Internodal excitonic state in a Weyl semimetal in a strong magnetic field
Abstract
The simplest Weyl semimetal with broken time-reversal symmetry consists of a pair of Weyl nodes located at wave vectors Kτ =τ b in momentum space with τ = 1 the node index and chirality. The electronic dispersion near each node is linear. In a magnetic field B along b, this dispersion is modified into a series of positive and negative energy Landau levels n= 1, 2,… ,which disperse along the direction of the magnetic field, and a chiral Landau level, n=0, with a linear dispersion given by eτ ,n=0( kz) =-τ vFkz, where kz is the component of the wave vector k along the magnetic field and vF is the Fermi velocity. In the extreme quantum limit, the Fermi level is in the chiral levels near the Dirac point. When Coulomb interaction is considered, a Weyl semimetal may be unstable towards the formation of a condensate of internodal electron-hole pairs.

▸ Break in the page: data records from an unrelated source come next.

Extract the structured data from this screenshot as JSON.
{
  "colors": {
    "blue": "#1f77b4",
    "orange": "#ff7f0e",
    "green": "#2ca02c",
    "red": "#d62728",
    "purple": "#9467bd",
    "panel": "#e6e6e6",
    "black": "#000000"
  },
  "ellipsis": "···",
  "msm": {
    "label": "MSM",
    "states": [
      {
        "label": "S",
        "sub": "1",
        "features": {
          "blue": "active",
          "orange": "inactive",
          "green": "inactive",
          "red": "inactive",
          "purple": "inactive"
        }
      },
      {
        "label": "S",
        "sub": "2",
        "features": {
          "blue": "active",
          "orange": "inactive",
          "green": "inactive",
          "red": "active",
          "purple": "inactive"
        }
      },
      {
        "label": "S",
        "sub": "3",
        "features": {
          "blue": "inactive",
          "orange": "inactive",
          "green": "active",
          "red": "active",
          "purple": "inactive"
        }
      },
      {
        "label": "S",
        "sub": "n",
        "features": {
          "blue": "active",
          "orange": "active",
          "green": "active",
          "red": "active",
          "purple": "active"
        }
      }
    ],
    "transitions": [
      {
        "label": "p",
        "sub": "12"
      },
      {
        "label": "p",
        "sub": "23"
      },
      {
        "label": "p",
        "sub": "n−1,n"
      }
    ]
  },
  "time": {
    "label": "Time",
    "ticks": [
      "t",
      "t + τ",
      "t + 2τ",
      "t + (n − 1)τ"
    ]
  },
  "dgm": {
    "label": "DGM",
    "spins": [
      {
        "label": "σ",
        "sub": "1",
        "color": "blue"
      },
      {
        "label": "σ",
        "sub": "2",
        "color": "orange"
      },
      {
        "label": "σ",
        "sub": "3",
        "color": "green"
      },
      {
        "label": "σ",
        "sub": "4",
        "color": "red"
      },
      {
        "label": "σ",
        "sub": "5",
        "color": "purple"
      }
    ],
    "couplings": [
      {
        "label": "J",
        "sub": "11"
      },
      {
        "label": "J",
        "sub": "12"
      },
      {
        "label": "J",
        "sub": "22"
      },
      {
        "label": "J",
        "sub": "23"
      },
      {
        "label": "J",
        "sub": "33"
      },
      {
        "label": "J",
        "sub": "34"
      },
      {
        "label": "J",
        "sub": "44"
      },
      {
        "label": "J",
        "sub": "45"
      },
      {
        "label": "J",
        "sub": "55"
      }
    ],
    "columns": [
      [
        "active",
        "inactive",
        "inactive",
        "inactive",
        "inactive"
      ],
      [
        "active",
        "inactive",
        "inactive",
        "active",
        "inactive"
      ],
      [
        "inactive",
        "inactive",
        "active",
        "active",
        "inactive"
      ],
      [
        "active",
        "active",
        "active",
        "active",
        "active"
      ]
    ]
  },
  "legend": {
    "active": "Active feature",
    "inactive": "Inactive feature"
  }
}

In this article we use the full long-range Coulomb interaction and the self-consistent Hartree-Fock approximation to generate the condensed state. We study its stability with respect to a change in the Fermi velocity, doping and strength of the Coulomb interaction and also consider Weyl nodes with higher Chern number C=2,3. We derive the response functions of the excitonic state in the generalized random-phase approximation (GRPA). We show that, in the mean-field gap induced by the internodal coherence, there is, in the GRPA excitonic response, a series of bound electron-hole states with a binding energy that decreases until the Hartree-Fock energy gap is reached. In addition, there is a collective mode gapped at exactly the plasmon frequency: the gapless mode present in the proper excitonic response function is pushed to the plasmon frequency by the long-range Coulomb interaction.